Wednesday, October 19, 2011

Herman Cain: The Anti-Obama

Okay, enough is enough. It’s time for us to pull the hood off of Herman Cain inflated head. As Cain crosses the country to promote his recent book under the guise of running for President, it’s important that we pause long enough to evaluate the significance of his popularity.

The best way to describe Cain is the anti-Obama. He has become the poster child of black conservatism. He has been pushed to the top not because of his 9-9-9 plan, but because he serves as proof that people hate Obama not because he is black, but because of his policies. That is a trick that I refuse to embrace. As big mama used to say, don’t get stuck with the hokey doke.

Cain is allowed to ride in the front of the bus due to views that strike a chord with traditional conservatives. They would have us think that race isn’t behind his popularity while they hate Obama, but I’m not buying the hokey doke. They are convincing in pleading a case against Obama based on the government bailout of those Wall Street crooks and the auto industry. Those Tea Baggers point to Obama Care as the reason for their disdain. They talk about a deficit and the fear of increased taxes as reasons for needing a change in leadership. All while failing to acknowledge how this ditch was dug after years of Republican mismanagement.

They claim this is not about race. Have we forgotten the call for prayers for God to kill Obama? Have we forgotten the Tea Party rallies were people brought assault weapons as a way to express their disgust. Have we forgotten the comparisons to Hitler and the questions related to Obama’s citizenship? Have we forgotten Congressman Joe Wilson calling Obama a liar during a healthcare speech?

Obama has been called a tar baby, a dick, a boy and the antichrist. The blog sphere is laden with claims that Obama is a traitor. “From the beginning, we've been warning that Barack Obama is an anti-American president,” Robert Trancinki wrote in the Freedom Fighters Journal.

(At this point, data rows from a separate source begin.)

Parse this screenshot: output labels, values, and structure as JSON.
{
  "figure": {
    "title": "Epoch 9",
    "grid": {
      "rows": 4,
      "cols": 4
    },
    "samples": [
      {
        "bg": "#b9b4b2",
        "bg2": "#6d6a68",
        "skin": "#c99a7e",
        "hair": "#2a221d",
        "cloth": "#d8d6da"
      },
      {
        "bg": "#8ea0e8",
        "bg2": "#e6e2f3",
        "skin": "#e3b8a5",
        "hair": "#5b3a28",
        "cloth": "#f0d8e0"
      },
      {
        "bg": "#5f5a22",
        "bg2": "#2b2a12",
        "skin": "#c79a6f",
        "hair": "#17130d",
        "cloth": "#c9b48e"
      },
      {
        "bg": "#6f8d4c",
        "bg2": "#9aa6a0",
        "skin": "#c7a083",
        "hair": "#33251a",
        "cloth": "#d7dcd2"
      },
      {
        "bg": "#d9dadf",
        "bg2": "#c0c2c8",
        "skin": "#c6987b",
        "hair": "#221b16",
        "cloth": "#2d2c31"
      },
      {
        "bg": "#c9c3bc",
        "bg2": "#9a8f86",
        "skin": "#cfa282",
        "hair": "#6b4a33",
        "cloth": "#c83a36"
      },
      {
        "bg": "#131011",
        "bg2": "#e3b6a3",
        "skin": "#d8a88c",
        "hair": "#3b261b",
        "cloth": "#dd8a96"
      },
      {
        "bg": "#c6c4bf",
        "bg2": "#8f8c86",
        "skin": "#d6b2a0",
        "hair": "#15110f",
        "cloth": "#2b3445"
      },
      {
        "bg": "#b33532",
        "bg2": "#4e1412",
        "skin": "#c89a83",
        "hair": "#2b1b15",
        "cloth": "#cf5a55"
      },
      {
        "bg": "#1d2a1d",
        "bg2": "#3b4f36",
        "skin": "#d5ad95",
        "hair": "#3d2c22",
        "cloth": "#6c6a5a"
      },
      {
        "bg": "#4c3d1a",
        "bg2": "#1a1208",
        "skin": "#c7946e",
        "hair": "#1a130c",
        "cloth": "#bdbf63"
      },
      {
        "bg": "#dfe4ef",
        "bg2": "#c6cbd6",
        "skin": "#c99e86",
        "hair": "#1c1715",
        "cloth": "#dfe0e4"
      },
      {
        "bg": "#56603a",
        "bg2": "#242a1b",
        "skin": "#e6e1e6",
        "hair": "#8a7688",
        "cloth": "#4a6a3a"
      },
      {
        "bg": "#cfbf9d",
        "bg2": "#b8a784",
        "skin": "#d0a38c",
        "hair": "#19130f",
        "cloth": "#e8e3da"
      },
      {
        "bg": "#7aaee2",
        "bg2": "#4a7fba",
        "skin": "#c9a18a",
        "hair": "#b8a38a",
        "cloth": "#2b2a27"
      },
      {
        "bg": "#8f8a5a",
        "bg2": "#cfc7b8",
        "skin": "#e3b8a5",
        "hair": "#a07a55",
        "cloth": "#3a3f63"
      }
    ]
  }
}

All of those attacks on the legitimacy of an Obama presidency based on, well, the claim that he is not an American, that he is a really a Muslim undercover working to destroy America, that he is a black revolutionary nurtured under the leadership of that fanatic Jeremiah Wright. In other words, this black dude is not really one of us!

Enter Herman Cain. My issue with Cain isn’t his conservatism, it’s how his politics is used to obscure the truth. The truth is Cain serves as that one good black friend brought to the party to demonstrate a lack of bigotry. Allowing Cain to ride on the bus doesn’t confirm a lack of racism among conservatives, but validates it even more. Put another way, white conservatives don’t have issues with black folks who come willing to entertain and validate their unwillingness to change.

Cain is that dude that stands outside of normative black thought. He does so in a way that looks legitimate. He is a graduate of Morehouse College, he as a Baptist minister, he is a gospel singer; he lives in Atlanta, GA. He’s a preacher/businessman who obtained his education from a historical black college. Certainly he can serve as an example of what it takes for black people to pull themselves up from their freaking bootstraps.

We should commend this pizza man for his success as a businessman. I’m certain he does a good job in the pulpit at the Antioch Baptist Church North. I laud him for the books he’s written, but, at the end of it all, Cain is the anti-Obama.

Gloria, his wife, is best known for her Southern Cooking. He brags not about her political insight but her “fork tender roast, collard greens, green beans, candied yams, hand-shucked corn homemade cornbread,” in one of his books. “I’ve also been asked, ‘What about the first lady? Will she be in the mold of Nancy Reagan or Hilary Clinton or Michelle Obama? My answer is ‘None of the above,” he writes.

Cain reflects both the politics and family values more in line with conservative thinkers. His woman stays home and cooks meals. He believes racism isn’t a barrier to success. He’s a good ole boy willing to come to the party organized by those who desire the voice of a black man who agrees with their views on race, politics and the economy.

He’s invited to help those conservatives feel better about their assumptions regarding race and power. If he’s there it proves they’re not racist. There’s one problem, and that is critical to this conversation, he’s there because he plays by their rules. Which proves another point; he has to dance and sing to stay at the party.

“I told you I’m not racist! I support for Herman Cain!” It reminds me of the line I used to get from my white friends. “Darn it Carl, you’re not like the other colored people I know. You’re kinda cool.” Let me interpret the BS in that statement. You’re educated, articulate and not a criminal. You don’t act like the other black people I’ve never met. Why don’t you come to my party?

Cain is that black guy who is invited because he makes conservatives feel better about their assumptions of privilege. He’s the anti-Obama.